Qu'elle en rende elle-même témoignage.
(Entrent Desdémona, Jago et des serviteurs.)
LE DUC.--Je crois que ce récit gagnerait aussi le coeur de ma fille.
Cher Brabantio, prenez aussi bien qu'il se peut cette mauvaise affaire.
Avec leurs armes brisées, les hommes se défendent encore mieux qu'avec
leurs seules mains.
BRABANTIO.--Je vous en prie, écoutez-la parler: si elle avoue qu'elle
a été de moitié dans cet amour, que la ruine tombe sur ma tête si
mes reproches tombent sur l'homme.--Approchez, belle madame.
Distinguez-vous, dans cette illustre assemblée, celui à qui vous devez
le plus d'obéissance?
DESDÉMONA.--Mon noble père, j'aperçois ici un devoir partagé: je tiens
à vous par la vie et l'éducation que j'ai reçues de vous. Toutes deux
m'enseignent à vous révérer. Vous êtes le seigneur de mon devoir:
jusqu'ici je n'ai été que votre fille: mais voilà mon mari; et autant ma
mère vous a montré de dévouement, en vous préférant à son père, autant
je déclare que j'en puis et dois témoigner au More, mon seigneur.

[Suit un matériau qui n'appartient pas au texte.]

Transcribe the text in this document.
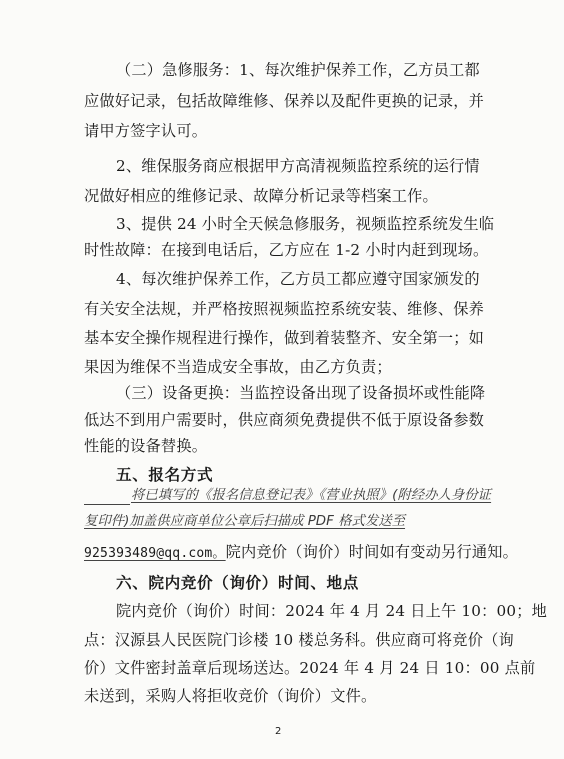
（二）急修服务：1、每次维护保养工作，乙方员工都
应做好记录，包括故障维修、保养以及配件更换的记录，并
请甲方签字认可。
2、维保服务商应根据甲方高清视频监控系统的运行情
况做好相应的维修记录、故障分析记录等档案工作。
3、提供 24 小时全天候急修服务，视频监控系统发生临
时性故障：在接到电话后，乙方应在 1-2 小时内赶到现场。
4、每次维护保养工作，乙方员工都应遵守国家颁发的
有关安全法规，并严格按照视频监控系统安装、维修、保养
基本安全操作规程进行操作，做到着装整齐、安全第一；如
果因为维保不当造成安全事故，由乙方负责；
（三）设备更换：当监控设备出现了设备损坏或性能降
低达不到用户需要时，供应商须免费提供不低于原设备参数
性能的设备替换。
五、报名方式
将已填写的《报名信息登记表》《营业执照》(附经办人身份证
复印件)加盖供应商单位公章后扫描成 PDF 格式发送至
925393489@qq.com。院内竞价（询价）时间如有变动另行通知。
六、院内竞价（询价）时间、地点
院内竞价（询价）时间：2024 年 4 月 24 日上午 10：00；地
点：汉源县人民医院门诊楼 10 楼总务科。供应商可将竞价（询
价）文件密封盖章后现场送达。2024 年 4 月 24 日 10：00 点前
未送到，采购人将拒收竞价（询价）文件。
2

BRABANTIO.--Dieu soit avec vous! J'ai fini. (_Au duc._) Passons s'il
vous plaît, seigneur, aux affaires d'État. J'eusse mieux fait d'adopter
un enfant que de lui donner la vie; More; approche: je te donne ici de
tout mon coeur, ce que (si tu ne l'avais déjà) je voudrais de tout mon
coeur te refuser. Grâce à vous, mon trésor, je suis ravi de n'avoir pas
d'autres enfants. Ta fuite m'eût appris à les tenir en tyran dans des
chaînes de fer. J'ai fini, seigneur.
LE DUC.--Laissez-moi parler comme vous, et exprimer un avis qui pourra
servir de marche, ou de degré à ces amants pour retrouver votre faveur.
Quand on a épuisé les remèdes, et qu'on a éprouvé ce coup fatal que
suspendait encore l'espérance, tous les chagrins sont finis. Déplorer un
malheur fini et passé, c'est le sûr moyen d'attirer un malheur nouveau.

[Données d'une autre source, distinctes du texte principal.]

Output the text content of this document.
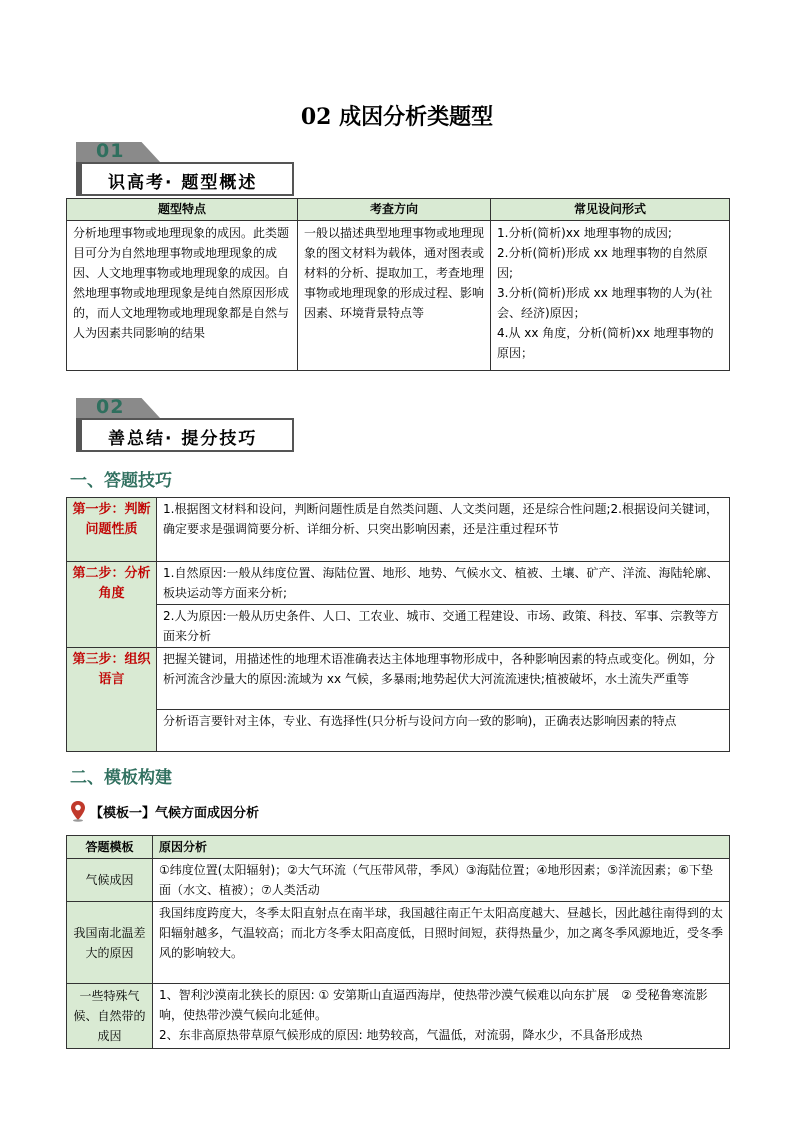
02 成因分析类题型
01
识高考· 题型概述
题型特点	考查方向	常见设问形式
分析地理事物或地理现象的成因。此类题目可分为自然地理事物或地理现象的成因、人文地理事物或地理现象的成因。自然地理事物或地理现象是纯自然原因形成的，而人文地理物或地理现象都是自然与人为因素共同影响的结果	一般以描述典型地理事物或地理现象的图文材料为载体，通对图表或材料的分析、提取加工，考查地理事物或地理现象的形成过程、影响因素、环境背景特点等	1.分析(简析)xx 地理事物的成因;
2.分析(简析)形成 xx 地理事物的自然原因;
3.分析(简析)形成 xx 地理事物的人为(社会、经济)原因；
4.从 xx 角度，分析(简析)xx 地理事物的原因；
02
善总结· 提分技巧
一、答题技巧
第一步：判断问题性质	1.根据图文材料和设问，判断问题性质是自然类问题、人文类问题，还是综合性问题;2.根据设问关键词，确定要求是强调简要分析、详细分析、只突出影响因素，还是注重过程环节
第二步：分析角度	1.自然原因:一般从纬度位置、海陆位置、地形、地势、气候水文、植被、土壤、矿产、洋流、海陆轮廓、板块运动等方面来分析;
	2.人为原因:一般从历史条件、人口、工农业、城市、交通工程建设、市场、政策、科技、军事、宗教等方面来分析
第三步：组织语言	把握关键词，用描述性的地理术语准确表达主体地理事物形成中，各种影响因素的特点或变化。例如，分析河流含沙量大的原因:流域为 xx 气候，多暴雨;地势起伏大河流流速快;植被破坏，水土流失严重等
	分析语言要针对主体，专业、有选择性(只分析与设问方向一致的影响)，正确表达影响因素的特点
二、模板构建
【模板一】气候方面成因分析
答题模板	原因分析
气候成因	①纬度位置(太阳辐射)；②大气环流（气压带风带，季风）③海陆位置；④地形因素；⑤洋流因素；⑥下垫面（水文、植被）；⑦人类活动
我国南北温差大的原因	我国纬度跨度大，冬季太阳直射点在南半球，我国越往南正午太阳高度越大、昼越长，因此越往南得到的太阳辐射越多，气温较高；而北方冬季太阳高度低，日照时间短，获得热量少，加之离冬季风源地近，受冬季风的影响较大。
一些特殊气候、自然带的成因	1、智利沙漠南北狭长的原因: ① 安第斯山直逼西海岸，使热带沙漠气候难以向东扩展　② 受秘鲁寒流影响，使热带沙漠气候向北延伸。
2、东非高原热带草原气候形成的原因: 地势较高，气温低，对流弱，降水少，不具备形成热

Quand on ne peut sauver un bien que le sort nous ravit, on déjoue les
rigueurs du sort, en les supportant avec patience. L'homme qu'on a volé
et qui sourit vole lui-même quelque chose au voleur; mais celui qui
s'épuise en regrets inutiles se vole lui-même.
BRABANTIO.--Ainsi laissons le Turc nous enlever Chypre; nous ne l'aurons
pas perdue tant que nous pourrons sourire. Celui-là supporte bien
les avis, qui n'a rien à leur demander que les consolations qu'il en
recueille; mais celui qui, pour payer le chagrin, est obligé d'emprunter
à la pauvre patience, supporte à la fois et le chagrin et l'avis. Ces
maximes qui s'appliquent des deux côtés, pleines de sucre ou de fiel,
sont équivoques; les mots ne sont que des mots; je n'ai jamais ouï dire
que ce fût par l'oreille qu'on eût atteint le coeur brisé. Je vous en
conjure humblement, passons aux affaires de l'État.